Nvidia benchmark tests show impressive gains in training AI models
Nvidia announced that systems based on its graphics processor units (GPUs) are delivering 3 to 5 times better performance when it comes to training AI models than they did a year ago, according to the latest MLPerf benchmarks published yesterday.
The MLPerf benchmark is maintained by the MLCommons Association, a consortium backed by Alibaba, Facebook AI, Google, Intel, Nvidia, and others that acts as an independent steward.
The latest set of benchmarks span eight different workloads covering a range of use cases for AI model training, including speech recognition, natural language processing, object detection, and reinforcement learning. Nvidia claims its OEM partners were the only systems vendors to run all the workloads defined by the MLPerf benchmark across a total of 4,096 GPUs. Dell, Fujitsu, Gigabyte Technology, Inspur, Lenovo, Nettrix, and Supermicro all provided on-premises systems certified by Nvidia that were used to run the benchmark.
Nvidia claims that overall it improved more than any of its rivals, delivering as much as 2.1 times more performance than the last time the MLPerf benchmarks were run. Those benchmarks provide a reliable point of comparison that data scientists and IT organizations can use to make an apples-to-apples comparison between systems, said Paresh Kharya, senior director for product management for Nvidia. “MLPerf is an industry-standard benchmark,” he said.
Trying to quantify the unknown
It’s not clear to what degree IT organizations are relying on consortiums’ benchmarks to decide what class of system to acquire. Each workload deployed by an IT team is fairly unique, so benchmarks are no guarantee of actual performance. Arguably, the most compelling thing about the latest benchmark results is they show that systems acquired last year or even earlier continue to improve in overall performance as software updates are made. That increased level of performance could reduce the pace at which Nvidia-based systems may need to be replaced.
Of course, the number of organizations investing in on-premises IT platforms to run AI workloads is unknown. Some certainly prefer to train AI models in on-premises IT environments for a variety of security, compliance, and cloud networking reasons. However, the cost of acquiring a GPU-based server tends to make consuming GPUs on demand via a cloud service a more attractive alternative for training AI models until the organization hits a certain threshold in number of models being trained simultaneously.
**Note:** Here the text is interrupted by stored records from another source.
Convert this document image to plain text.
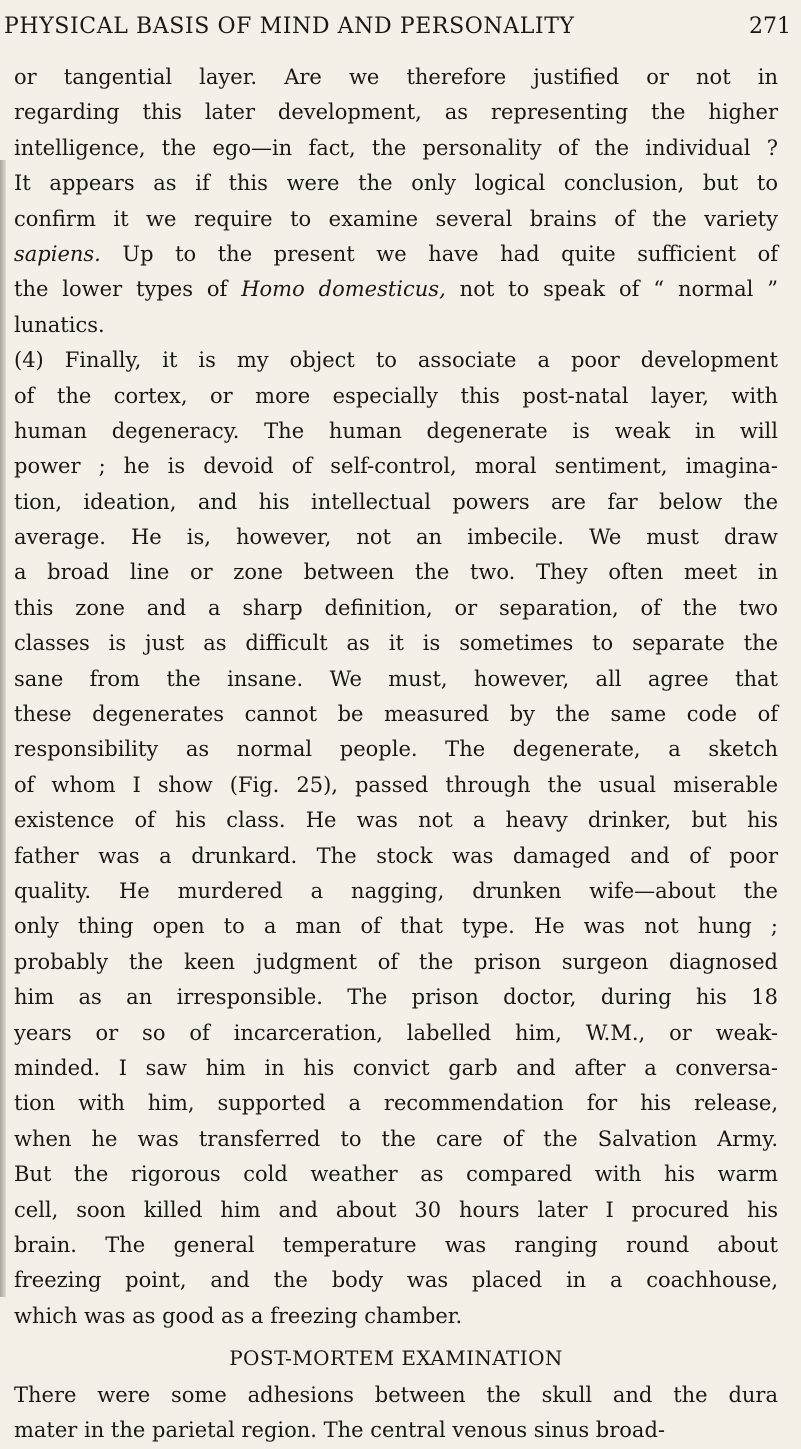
PHYSICAL BASIS OF MIND AND PERSONALITY	271
or tangential layer. Are we therefore justified or not in
regarding this later development, as representing the higher
intelligence, the ego—in fact, the personality of the individual ?
It appears as if this were the only logical conclusion, but to
confirm it we require to examine several brains of the variety
sapiens. Up to the present we have had quite sufficient of
the lower types of Homo domesticus, not to speak of “ normal ”
lunatics.
(4) Finally, it is my object to associate a poor development
of the cortex, or more especially this post-natal layer, with
human degeneracy. The human degenerate is weak in will
power ; he is devoid of self-control, moral sentiment, imagina-
tion, ideation, and his intellectual powers are far below the
average. He is, however, not an imbecile. We must draw
a broad line or zone between the two. They often meet in
this zone and a sharp definition, or separation, of the two
classes is just as difficult as it is sometimes to separate the
sane from the insane. We must, however, all agree that
these degenerates cannot be measured by the same code of
responsibility as normal people. The degenerate, a sketch
of whom I show (Fig. 25), passed through the usual miserable
existence of his class. He was not a heavy drinker, but his
father was a drunkard. The stock was damaged and of poor
quality. He murdered a nagging, drunken wife—about the
only thing open to a man of that type. He was not hung ;
probably the keen judgment of the prison surgeon diagnosed
him as an irresponsible. The prison doctor, during his 18
years or so of incarceration, labelled him, W.M., or weak-
minded. I saw him in his convict garb and after a conversa-
tion with him, supported a recommendation for his release,
when he was transferred to the care of the Salvation Army.
But the rigorous cold weather as compared with his warm
cell, soon killed him and about 30 hours later I procured his
brain. The general temperature was ranging round about
freezing point, and the body was placed in a coachhouse,
which was as good as a freezing chamber.
POST-MORTEM EXAMINATION
There were some adhesions between the skull and the dura
mater in the parietal region. The central venous sinus broad-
Alternatively, providers of on-premises platforms are increasingly offering pricing plans that enable organizations to consume on-premises IT infrastructure using the same model as a cloud service provider.
Other classes of processors might end up being employed to train an AI model. Right now, however, GPUs — thanks to their inherent parallelization capabilities — have proven themselves to be the most efficient option.
Regardless of the platform employed, the number of AI models being trained continues to steadily increase. There is no shortage of use cases involving applications that could be augmented using AI. The challenge in many organizations now is prioritizing AI projects given the cost of GPU-based platforms. Of course, as consumption of GPUs increases, the cost of manufacturing them will eventually decline.
As organizations create their road maps for AI, they should be able to safely assume that both the amount of time required and the total cost of training an AI model will continue to decline in the years ahead — even allowing for the occasional processor shortage brought on by unpredictable “black swan” events such as the COVID-19 pandemic.